Astrônomos descobrem nova classe de objetos emissores de raios-X
Pesquisadores identificaram fontes de raios-X hipersuaves que podem explicar a ionização do meio interestelar e a origem de supernovas.
Pontos principais
- O Observatório de Raios-X Chandra detectou 84 objetos com emissão de raios-X de baixa energia e luz ultravioleta intensa.
- A descoberta foi liderada por pesquisadores da Universidade de Alabama e publicada na revista Nature Astronomy.
- Esses sistemas binários compactos são difíceis de observar na Via Láctea devido à absorção de radiação pelo gás interestelar.
- O fenômeno pode ser fundamental para compreender o mecanismo de detonação de supernovas do tipo Ia.
Uma equipe de astrônomos liderada pela Universidade de Alabama identificou uma nova classe de sistemas binários compactos, classificados como fontes de raios-X hipersuaves. Utilizando dados do Observatório de Raios-X Chandra da NASA, os pesquisadores detectaram 84 desses objetos em seis galáxias distintas. A característica principal desses corpos celestes é a emissão de raios-X de baixa energia acompanhada por grandes volumes de radiação ultravioleta, um padrão que desafia as classificações astronômicas anteriores.

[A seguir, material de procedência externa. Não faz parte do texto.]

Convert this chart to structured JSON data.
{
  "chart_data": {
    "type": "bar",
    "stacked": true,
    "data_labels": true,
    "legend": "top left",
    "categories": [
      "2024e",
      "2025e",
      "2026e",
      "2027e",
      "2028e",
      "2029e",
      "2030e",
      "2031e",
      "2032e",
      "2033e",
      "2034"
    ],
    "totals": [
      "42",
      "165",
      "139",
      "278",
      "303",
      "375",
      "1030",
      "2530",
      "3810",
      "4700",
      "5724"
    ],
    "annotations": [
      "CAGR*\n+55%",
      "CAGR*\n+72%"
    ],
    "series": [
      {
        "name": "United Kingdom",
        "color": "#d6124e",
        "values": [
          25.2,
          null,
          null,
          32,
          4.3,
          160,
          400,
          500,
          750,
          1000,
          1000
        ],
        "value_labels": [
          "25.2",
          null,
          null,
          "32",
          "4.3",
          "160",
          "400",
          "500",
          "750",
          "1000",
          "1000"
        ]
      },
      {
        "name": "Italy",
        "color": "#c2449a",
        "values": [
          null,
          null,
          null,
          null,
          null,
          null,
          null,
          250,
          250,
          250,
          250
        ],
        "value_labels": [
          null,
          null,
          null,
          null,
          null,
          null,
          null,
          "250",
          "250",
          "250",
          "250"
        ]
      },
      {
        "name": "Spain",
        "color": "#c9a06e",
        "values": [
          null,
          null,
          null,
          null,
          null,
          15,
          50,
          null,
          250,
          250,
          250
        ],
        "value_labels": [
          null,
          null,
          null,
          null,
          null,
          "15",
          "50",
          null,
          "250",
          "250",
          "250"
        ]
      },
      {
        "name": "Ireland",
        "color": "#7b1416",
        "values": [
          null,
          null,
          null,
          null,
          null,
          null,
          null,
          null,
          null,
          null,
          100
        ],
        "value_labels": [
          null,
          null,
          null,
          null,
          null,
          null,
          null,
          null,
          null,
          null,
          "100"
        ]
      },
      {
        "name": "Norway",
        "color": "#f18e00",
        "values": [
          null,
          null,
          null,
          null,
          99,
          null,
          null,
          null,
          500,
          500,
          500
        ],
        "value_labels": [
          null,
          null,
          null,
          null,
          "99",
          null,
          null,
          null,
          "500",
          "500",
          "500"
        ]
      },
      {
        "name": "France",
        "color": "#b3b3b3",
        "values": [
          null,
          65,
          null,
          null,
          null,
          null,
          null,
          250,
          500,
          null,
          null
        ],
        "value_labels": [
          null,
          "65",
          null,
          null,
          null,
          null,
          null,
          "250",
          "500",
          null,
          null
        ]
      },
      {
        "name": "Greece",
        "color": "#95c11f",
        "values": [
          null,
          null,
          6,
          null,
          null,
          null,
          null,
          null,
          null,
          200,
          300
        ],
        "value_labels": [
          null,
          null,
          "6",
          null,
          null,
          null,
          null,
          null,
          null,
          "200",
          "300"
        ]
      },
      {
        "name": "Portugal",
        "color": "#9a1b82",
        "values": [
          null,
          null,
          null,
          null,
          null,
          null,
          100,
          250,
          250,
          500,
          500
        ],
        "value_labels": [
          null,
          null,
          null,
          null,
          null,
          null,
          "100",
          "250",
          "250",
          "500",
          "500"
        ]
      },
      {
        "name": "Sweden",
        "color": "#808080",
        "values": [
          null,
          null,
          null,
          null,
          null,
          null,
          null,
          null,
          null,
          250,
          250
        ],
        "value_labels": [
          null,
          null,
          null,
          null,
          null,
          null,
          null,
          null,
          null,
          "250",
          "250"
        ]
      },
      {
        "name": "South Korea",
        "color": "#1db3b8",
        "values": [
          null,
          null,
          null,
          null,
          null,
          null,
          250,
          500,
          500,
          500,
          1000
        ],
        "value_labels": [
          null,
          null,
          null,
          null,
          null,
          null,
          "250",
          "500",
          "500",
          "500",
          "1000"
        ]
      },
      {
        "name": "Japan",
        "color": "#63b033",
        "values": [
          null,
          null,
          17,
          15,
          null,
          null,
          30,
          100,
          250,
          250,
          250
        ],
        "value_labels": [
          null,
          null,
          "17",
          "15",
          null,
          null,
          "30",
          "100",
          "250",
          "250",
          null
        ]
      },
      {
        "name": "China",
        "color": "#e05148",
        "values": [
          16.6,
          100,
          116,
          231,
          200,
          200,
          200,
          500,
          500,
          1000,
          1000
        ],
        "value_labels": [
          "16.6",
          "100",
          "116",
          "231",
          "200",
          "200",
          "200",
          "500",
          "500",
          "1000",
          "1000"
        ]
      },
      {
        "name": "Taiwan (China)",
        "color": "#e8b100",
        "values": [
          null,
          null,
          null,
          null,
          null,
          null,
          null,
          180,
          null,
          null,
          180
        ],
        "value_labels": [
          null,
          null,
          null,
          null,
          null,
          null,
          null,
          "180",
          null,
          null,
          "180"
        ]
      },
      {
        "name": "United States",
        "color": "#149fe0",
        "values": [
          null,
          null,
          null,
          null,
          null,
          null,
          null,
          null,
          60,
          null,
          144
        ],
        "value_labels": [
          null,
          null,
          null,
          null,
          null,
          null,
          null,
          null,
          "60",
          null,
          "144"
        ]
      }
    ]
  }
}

Publicado na revista Nature Astronomy em 9 de setembro, o estudo sugere que esses objetos desempenham um papel crucial na ionização do meio interestelar. Além disso, a descoberta oferece novas pistas sobre os mecanismos de detonação das supernovas do tipo Ia. A detecção desses sistemas na Via Láctea permanece um desafio técnico, uma vez que a luz ultravioleta emitida é frequentemente absorvida pelo gás hidrogênio e hélio presente no espaço entre as estrelas.